Conducting Transfer Impact Assessment
Overview
Following the Court of Justice of the European Union's judgment in Schrems II (Case C-311/18, 16 July 2020), organisations relying on Standard Contractual Clauses (SCCs) or other Art. 46 GDPR transfer mechanisms must conduct a Transfer Impact Assessment (TIA) to evaluate whether the legal framework of the destination country provides an essentially equivalent level of protection for personal data.
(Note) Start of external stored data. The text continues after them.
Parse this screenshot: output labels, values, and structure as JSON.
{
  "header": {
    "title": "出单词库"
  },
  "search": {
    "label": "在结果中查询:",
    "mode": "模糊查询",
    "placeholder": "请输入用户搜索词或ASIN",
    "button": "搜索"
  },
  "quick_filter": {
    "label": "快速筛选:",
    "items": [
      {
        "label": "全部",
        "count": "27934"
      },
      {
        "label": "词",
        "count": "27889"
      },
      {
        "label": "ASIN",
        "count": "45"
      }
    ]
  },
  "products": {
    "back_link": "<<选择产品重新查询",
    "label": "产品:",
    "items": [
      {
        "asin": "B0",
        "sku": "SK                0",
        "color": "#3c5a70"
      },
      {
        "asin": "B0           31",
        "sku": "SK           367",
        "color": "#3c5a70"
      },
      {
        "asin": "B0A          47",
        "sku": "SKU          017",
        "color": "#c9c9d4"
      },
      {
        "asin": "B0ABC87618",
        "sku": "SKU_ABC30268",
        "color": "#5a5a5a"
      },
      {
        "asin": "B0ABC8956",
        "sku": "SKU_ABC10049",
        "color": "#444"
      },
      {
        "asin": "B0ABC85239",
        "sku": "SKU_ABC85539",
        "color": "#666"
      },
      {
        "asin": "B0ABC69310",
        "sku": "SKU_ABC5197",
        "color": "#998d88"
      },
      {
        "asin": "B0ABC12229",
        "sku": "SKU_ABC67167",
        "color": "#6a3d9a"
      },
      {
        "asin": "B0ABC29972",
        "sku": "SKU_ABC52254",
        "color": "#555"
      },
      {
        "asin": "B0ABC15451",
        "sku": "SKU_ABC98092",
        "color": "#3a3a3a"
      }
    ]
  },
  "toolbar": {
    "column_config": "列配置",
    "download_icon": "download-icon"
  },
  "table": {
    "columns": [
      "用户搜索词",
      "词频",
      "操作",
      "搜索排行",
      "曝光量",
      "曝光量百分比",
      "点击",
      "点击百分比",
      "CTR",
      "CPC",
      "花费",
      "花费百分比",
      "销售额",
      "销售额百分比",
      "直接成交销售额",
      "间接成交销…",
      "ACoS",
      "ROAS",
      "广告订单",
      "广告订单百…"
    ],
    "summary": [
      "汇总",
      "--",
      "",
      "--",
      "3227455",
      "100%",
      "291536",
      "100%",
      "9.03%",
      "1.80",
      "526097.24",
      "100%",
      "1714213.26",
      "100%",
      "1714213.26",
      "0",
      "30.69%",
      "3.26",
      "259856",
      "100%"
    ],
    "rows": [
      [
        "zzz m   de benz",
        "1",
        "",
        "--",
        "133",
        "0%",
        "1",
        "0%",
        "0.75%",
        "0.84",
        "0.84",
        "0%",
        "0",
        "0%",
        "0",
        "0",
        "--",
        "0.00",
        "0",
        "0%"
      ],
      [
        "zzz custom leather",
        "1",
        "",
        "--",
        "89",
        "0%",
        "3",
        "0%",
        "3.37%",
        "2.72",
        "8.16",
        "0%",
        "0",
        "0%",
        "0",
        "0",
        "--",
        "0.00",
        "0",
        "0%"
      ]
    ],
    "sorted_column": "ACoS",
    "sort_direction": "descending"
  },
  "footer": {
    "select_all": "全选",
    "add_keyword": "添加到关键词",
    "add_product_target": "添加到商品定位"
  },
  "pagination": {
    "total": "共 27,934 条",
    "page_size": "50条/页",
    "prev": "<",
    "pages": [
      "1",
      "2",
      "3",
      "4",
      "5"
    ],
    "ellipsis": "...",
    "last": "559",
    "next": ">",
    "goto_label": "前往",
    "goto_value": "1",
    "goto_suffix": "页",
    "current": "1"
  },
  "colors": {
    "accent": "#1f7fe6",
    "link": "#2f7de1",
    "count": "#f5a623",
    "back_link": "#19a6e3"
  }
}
The EDPB adopted Recommendations 01/2020 on measures that supplement transfer tools to ensure compliance with the EU level of protection of personal data (Version 2.0, adopted 18 June 2021), establishing a six-step methodology for this assessment.
EDPB Six-Step Methodology
Step 1: Know Your Transfers
Map all personal data transfers to third countries, identifying:
| Element | Required Information |
|---|---|
| Transfer identification | Unique reference for each transfer or set of transfers |
| Data exporter | Legal entity name, establishment, role (controller/processor) |
| Data importer | Legal entity name, establishment, role (controller/processor) |
| Transfer mechanism | SCCs (specifying module), BCRs, Art. 49 derogation |
| Data categories | Personal data types transferred, including any special categories |
| Data subjects | Categories of individuals whose data is transferred |
| Purpose | Specific purpose(s) for which the data is processed after transfer |
| Destination country | Country where the importer processes the data |
| Onward transfers | Any further transfers from the importer to other jurisdictions |
| Format and channel | How data is transmitted (API, SFTP, email, physical media) |
| Storage duration | How long data is retained in the destination country |
Athena Global Logistics example transfer mapping:
| Transfer Ref | Exporter | Importer | Destination | Mechanism | Data Categories |
|---|---|---|---|---|---|
| TIA-2025-HK-001 | Athena Global Logistics GmbH | TransPacific Freight Solutions Ltd | Hong Kong SAR | SCCs Module 2 | Customer names, addresses, customs IDs, consignment data |
| TIA-2025-IN-001 | Athena Global Logistics GmbH | Athena Freight Services India Pvt Ltd | India | SCCs Module 1 | Employee names, contact details, performance records |
| TIA-2025-US-001 | Athena Global Logistics GmbH | Meridian Cloud Services Inc | United States | EU-US DPF + SCCs backup | Customer data, operational analytics |
Step 2: Identify the Transfer Tool Relied Upon
For each transfer, confirm the Art. 46 transfer mechanism:
- SCCs (Art. 46(2)(c)): Identify the specific module (1-4) and version (2021/914).
- BCRs (Art. 47): Confirm approval status and scope coverage.
- Ad hoc contractual clauses (Art. 46(3)(a)): Confirm SA authorisation.
- Codes of conduct (Art. 46(2)(e)): Confirm approved code and binding commitments.
- Certification mechanisms (Art. 46(2)(f)): Confirm certification status and scope.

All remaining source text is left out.